I live in a South Chennai apartment complex. We like to think of ourselves as being an eco-friendly community. We segregate garbage and harvest rainwater. I even use solar power! But at the Kodungaiyur dump, in contrast, everything from below the surface to the smoke-filled sky was polluted.

By whom?

Their garbage is not theirs, but ours. What they live with is what we throw out of our homes. Our every act of avaricious consumption is an act of violence on these people. We have dumped our filth on Kodungaiyur and we call it a dump, meaning a place for valueless objects. Are the people who suffer our excesses also valueless?

For a child born around this dump, the aroma of life means something different from what it does to my daughter. To her, what we discard at home is something that goes into the waste bin. For the girl in Kodungaiyur, what we discard becomes her ‘common’.

Many believe that discrimination on the basis of caste is an over-exaggerated preoccupation of the self-flagellating left-leaning liberal. But if we do not realise that Dalits and other lower castes live amid the most polluting and hazardous filth, which is not created by them but by others we are truly inhuman.

A few days after experiencing Kondungaiyur, I travelled to Mumbai. Travelling for a concert is ‘secure’. We arrive at an airport, stay in a comfortable hotel or with a close friend, perform, lap up all the praise and money and head back. This Mumbai visit was no different until I came across this notice in an up-market apartment complex.

“Lift No 1 & 2 to be used only by the client & architects. Any labour or contractor found using these lifts will be fined Rs. 2,000.”

This must have been put up when the building was being constructed; may be still some work is in progress. But, really! The labourers build every inch of your house, craft your interiors, carpet your flooring and decorate your bathrooms.

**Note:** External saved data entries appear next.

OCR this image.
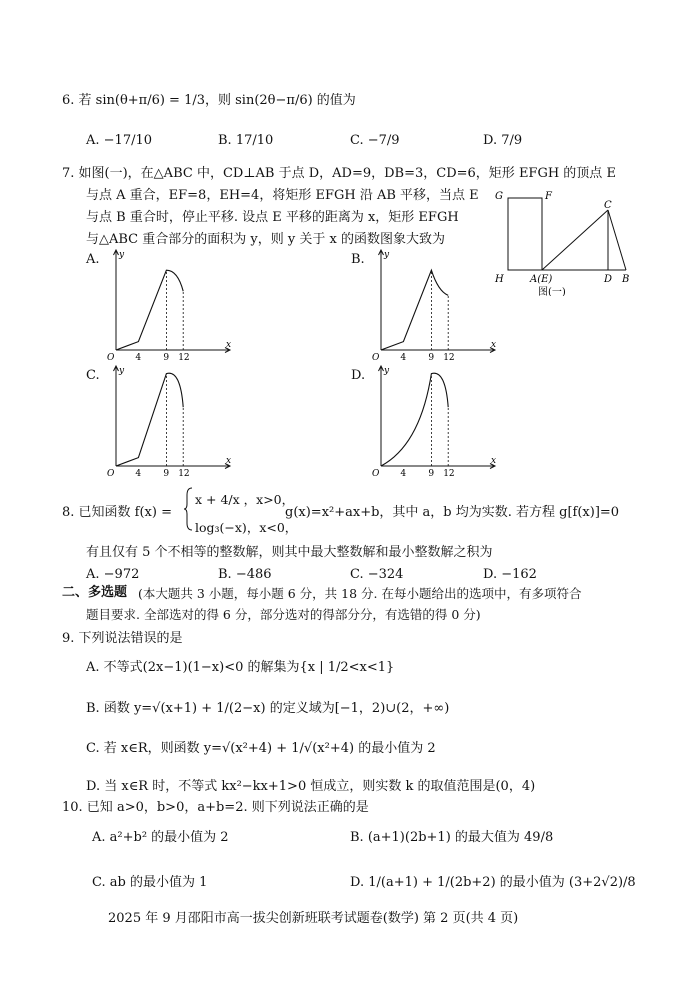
6. 若 sin(θ+π/6) = 1/3，则 sin(2θ−π/6) 的值为
A. −17/10	B. 17/10	C. −7/9	D. 7/9
7. 如图(一)，在△ABC 中，CD⊥AB 于点 D，AD=9，DB=3，CD=6，矩形 EFGH 的顶点 E
与点 A 重合，EF=8，EH=4，将矩形 EFGH 沿 AB 平移，当点 E
与点 B 重合时，停止平移. 设点 E 平移的距离为 x，矩形 EFGH
与△ABC 重合部分的面积为 y，则 y 关于 x 的函数图象大致为
G	F
C
H	A(E)	D B
图(一)
A.	B.
C.	D.
O
y
x
4 9 12	O
y
x
4 9 12
O
y
x
4 9 12	O
y
x
4 9 12
8. 已知函数 f(x) =
x + 4/x ，x>0，
log₃(−x)，x<0，
g(x)=x²+ax+b，其中 a，b 均为实数. 若方程 g[f(x)]=0
有且仅有 5 个不相等的整数解，则其中最大整数解和最小整数解之积为
A. −972	B. −486	C. −324	D. −162
二、多选题 (本大题共 3 小题，每小题 6 分，共 18 分. 在每小题给出的选项中，有多项符合
题目要求. 全部选对的得 6 分，部分选对的得部分分，有选错的得 0 分)
9. 下列说法错误的是
A. 不等式(2x−1)(1−x)<0 的解集为{x | 1/2<x<1}
B. 函数 y=√(x+1) + 1/(2−x) 的定义域为[−1，2)∪(2，+∞)
C. 若 x∈R，则函数 y=√(x²+4) + 1/√(x²+4) 的最小值为 2
D. 当 x∈R 时，不等式 kx²−kx+1>0 恒成立，则实数 k 的取值范围是(0，4)
10. 已知 a>0，b>0，a+b=2. 则下列说法正确的是
A. a²+b² 的最小值为 2	B. (a+1)(2b+1) 的最大值为 49/8
C. ab 的最小值为 1	D. 1/(a+1) + 1/(2b+2) 的最小值为 (3+2√2)/8
2025 年 9 月邵阳市高一拔尖创新班联考试题卷(数学) 第 2 页(共 4 页)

They make that place you call home classy for you, yet they are not classy enough to travel in the lift with you! If this is not apartheid, what is? In the Nirbhaya documentary, the rapist has said what many think. Here the notice only put into words what many feel. We do not want to travel in the lift with a worker or house help and they know it, which is why many will not enter the lift when the ‘malik’ does.

What was even worse in this notice was the accompanying fine in case of violation. Equality was made a punishable offence! We will be given many reasons for this posting, like labourers spit out paan indiscriminately or carry tool kits that may damage the lift. I wonder if we will stop the owner of the house from carrying golf kits on Lifts 1 and 2?

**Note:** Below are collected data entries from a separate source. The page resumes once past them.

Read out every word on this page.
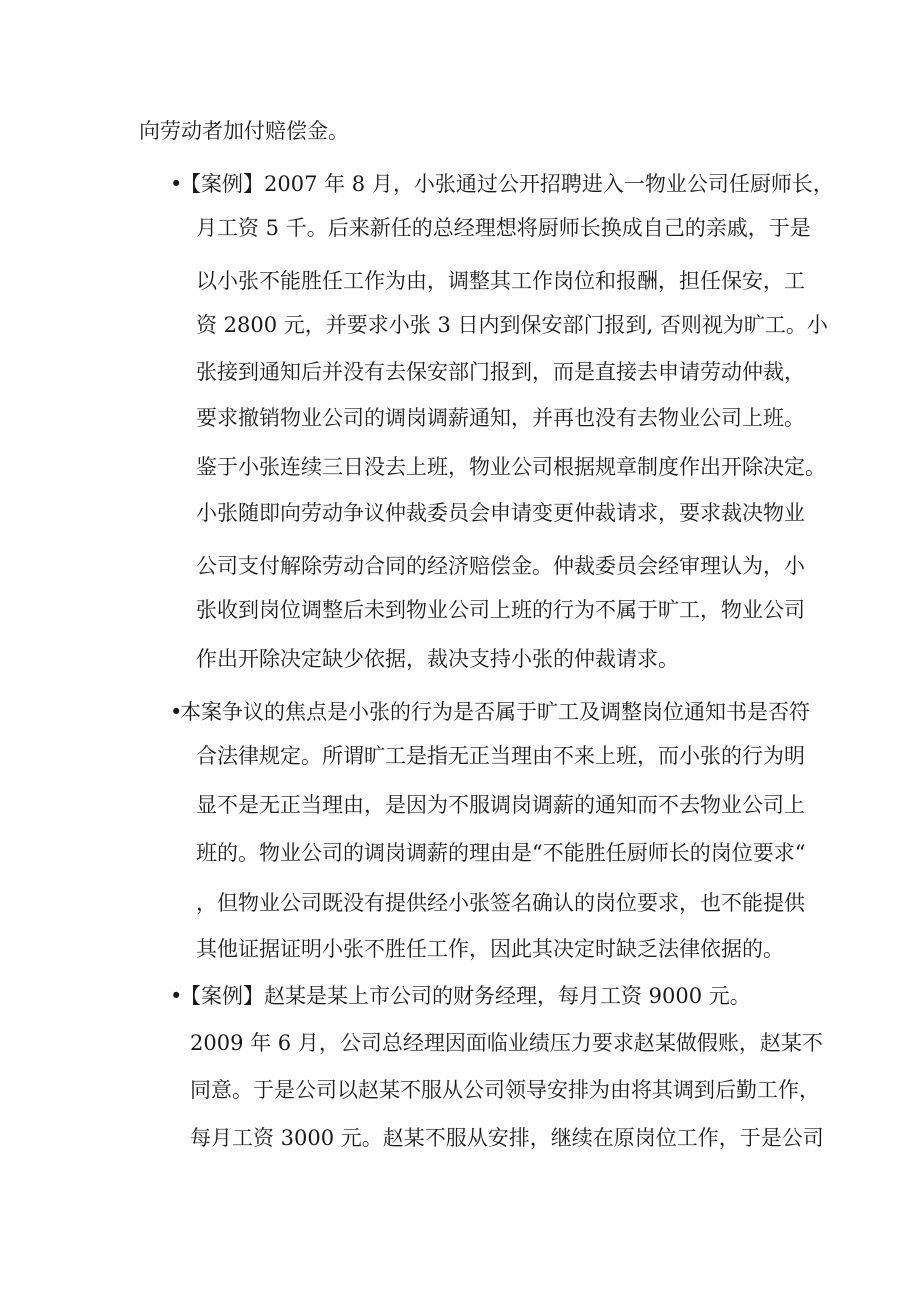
向劳动者加付赔偿金。
•【案例】2007 年 8 月，小张通过公开招聘进入一物业公司任厨师长，
月工资 5 千。后来新任的总经理想将厨师长换成自己的亲戚，于是
以小张不能胜任工作为由，调整其工作岗位和报酬，担任保安，工
资 2800 元，并要求小张 3 日内到保安部门报到, 否则视为旷工。小
张接到通知后并没有去保安部门报到，而是直接去申请劳动仲裁，
要求撤销物业公司的调岗调薪通知，并再也没有去物业公司上班。
鉴于小张连续三日没去上班，物业公司根据规章制度作出开除决定。
小张随即向劳动争议仲裁委员会申请变更仲裁请求，要求裁决物业
公司支付解除劳动合同的经济赔偿金。仲裁委员会经审理认为，小
张收到岗位调整后未到物业公司上班的行为不属于旷工，物业公司
作出开除决定缺少依据，裁决支持小张的仲裁请求。
•本案争议的焦点是小张的行为是否属于旷工及调整岗位通知书是否符
合法律规定。所谓旷工是指无正当理由不来上班，而小张的行为明
显不是无正当理由，是因为不服调岗调薪的通知而不去物业公司上
班的。物业公司的调岗调薪的理由是“不能胜任厨师长的岗位要求“
，但物业公司既没有提供经小张签名确认的岗位要求，也不能提供
其他证据证明小张不胜任工作，因此其决定时缺乏法律依据的。
•【案例】赵某是某上市公司的财务经理，每月工资 9000 元。
2009 年 6 月，公司总经理因面临业绩压力要求赵某做假账，赵某不
同意。于是公司以赵某不服从公司领导安排为由将其调到后勤工作，
每月工资 3000 元。赵某不服从安排，继续在原岗位工作，于是公司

The hard truth is that we look at this class of people who work as labourers, domestic help, electricians, plumbers, painters as being unfit to share ‘our’ space. They are there only to serve our needs for which we compensate them. We cannot be equals; we have all the rights and power and it is up to us to decide and choreograph their place in society.

Within a few days I had seen two different environments connected in an unusual way. Places like Kodungaiyur soak up our filth to keep our surroundings clean. The labourers, whom we treat as lesser mortals, work for the upkeep of our homes. It is ironic that dignity, beauty, elegance, and functionality are stripped out of the lives of the ones who provide them to us.